CHP leader urges youth to vote

CHP leader urges youth to vote

ANKARA
CHP leader urges youth to vote

Main opposition Republican People’s Party (CHP) leader Kemal Kılıçdaroğlu has called on the youth of the country to vote in the upcoming elections.

Addressing his party’s parliamentary group meeting on Nov. 23, Kılıçdaroğlu said 6.3 million young people will go to the ballot box and vote in the upcoming elections.

“Vote for your future,” he said.

He called on university students and said the CHP is committed to solving their problems. “We will overturn this system that leaves you unemployed after university. We will completely terminate this scheme,” Kılıçdaroğlu stated.

Commemorating Nov. 24 Teachers’ Day with modern Turkey Mustafa Kemal Atatürk’s words, “Education is what makes a nation live as a free, independent, glorious, high community, or leaves it to dependence and misery,” Kılıçdaroğlu said, “A society that does not value its teachers is deprived of education.”

“There is no chance to wait for anything. If you haven’t solved the teacher’s problem, you can’t solve the country’s problems,” he said.

Both ‘Saturday Mothers,’ ‘Diyarbakır Mothers’ are rightful

“Saturday Mothers” have been searching for their children for 26 years, he said, referring to the relatives of people who were subjected to forced disappearance under state supervision have been gathering at the same place in Istanbul every week since 1995 to demand justice.

“At least show their burial place, they say. Many mothers died without seeing them. And they sat silently in Galatasaray Square every Saturday and demanded their rights, in motherly nobility. Exactly 699 weeks. In the 700th week, they oppressed them, beat them and sent them away,” Kılıçdaroğlu said.

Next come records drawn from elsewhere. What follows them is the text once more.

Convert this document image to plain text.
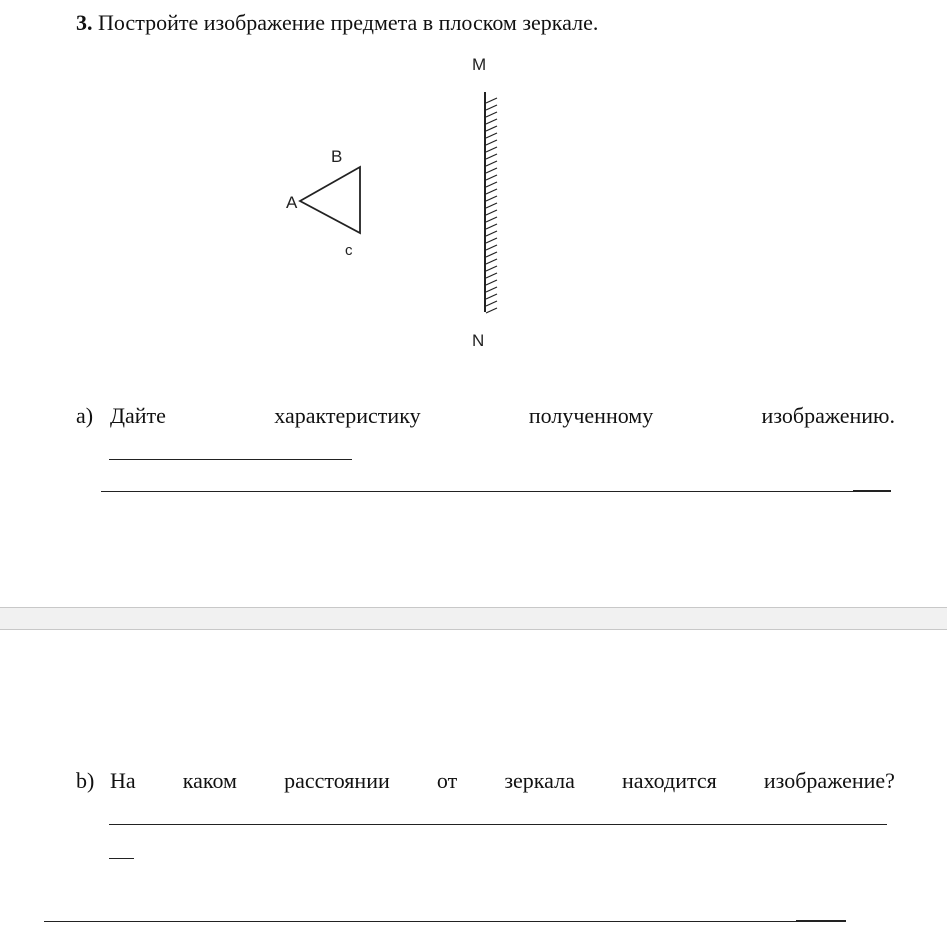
3. Постройте изображение предмета в плоском зеркале.
M
N
A
B
c
a) Дайте	характеристику	полученному	изображению.
b) На каком расстоянии от зеркала находится изображение?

“Of course, the Saturday Mothers are right, but Diyarbakır Mothers are also right. We need to share the pain of those mothers. We do not discriminate in society,” he said.

Kılıçdaroğlu was referring to several mothers carrying out sit-in protests in the southeastern province of Diyarbakır outside the provincial office of the Peoples’ Democratic Party (HDP), which has long been accused by the government of having links with the PKK terror group.